CYFRYZACJA. Kolejne urzędy wyposażane są w terminale, umożliwiające płacenie podatków i opłat za pośrednictwem kart lub telefonów. Ostatnio dołączył do tego grona Urząd Gminy Przystajń. Ani gmina, ani mieszkańcy nie poniosą z tego tytułu żadnych kosztów. Przynajmniej do chwili zakończenia programu
W związku z uruchomieniem terminala, znajdującego się w punkcie kasowym urzędu, rada gminy podjęła w marcu uchwałę „w sprawie dopuszczenia zapłaty podatków stanowiących dochody budżetu gminy instrumentem płatniczym”.

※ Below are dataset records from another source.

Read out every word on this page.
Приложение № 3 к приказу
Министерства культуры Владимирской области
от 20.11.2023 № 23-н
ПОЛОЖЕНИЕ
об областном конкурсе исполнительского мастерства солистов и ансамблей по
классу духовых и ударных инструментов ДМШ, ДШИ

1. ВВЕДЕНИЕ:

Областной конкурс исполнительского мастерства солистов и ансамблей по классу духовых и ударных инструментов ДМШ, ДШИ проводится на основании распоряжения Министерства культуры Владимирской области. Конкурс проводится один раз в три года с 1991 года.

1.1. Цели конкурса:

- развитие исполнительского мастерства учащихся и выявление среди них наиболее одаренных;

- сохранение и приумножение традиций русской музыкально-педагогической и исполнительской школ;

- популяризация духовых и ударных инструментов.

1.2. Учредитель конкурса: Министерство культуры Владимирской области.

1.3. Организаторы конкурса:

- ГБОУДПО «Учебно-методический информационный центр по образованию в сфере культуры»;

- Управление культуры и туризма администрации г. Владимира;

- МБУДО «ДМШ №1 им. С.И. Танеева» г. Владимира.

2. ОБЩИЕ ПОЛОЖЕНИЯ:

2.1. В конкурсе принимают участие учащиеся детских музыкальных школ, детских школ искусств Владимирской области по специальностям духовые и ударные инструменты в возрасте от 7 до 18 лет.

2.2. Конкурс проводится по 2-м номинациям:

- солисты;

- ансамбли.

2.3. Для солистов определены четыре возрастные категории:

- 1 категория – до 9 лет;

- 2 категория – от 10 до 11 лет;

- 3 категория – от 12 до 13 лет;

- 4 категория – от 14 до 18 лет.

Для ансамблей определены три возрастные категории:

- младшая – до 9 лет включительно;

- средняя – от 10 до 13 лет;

– Jako jedyna gmina w powiecie nie mamy inkasa. Nasi mieszkań- cy mają indywidualne konta. W program upowszechniania płatności bezgotówkowych w administracji publicznej wchodzą z kolei prawie wszystkie gminy i Przystajń nie jest tu wyjątkiem – powiedział Henryk Mach, wójt Przystajni.
Wspomniany program to wspólny projekt Ministerstwa Rozwoju (MR) i Krajowej Izby Rozliczeniowej SA. (KIR). Skierowany jest m.in. do wszystkich urzędów wojewódzkich, marszałkowskich, urzędów miast i gmin oraz starostw powiatowych.
– Chociaż obrót bezgotówkowy staje się coraz bardziej powszechny, obecnie tylko ok. 10 proc. jednostek samorządu terytorialnego umożliwia dokonywanie tego rodzaju płatności – poinformowała KIR w 2017 roku, dodając, że właśnie po to MR we współpracy z nią uruchamia program.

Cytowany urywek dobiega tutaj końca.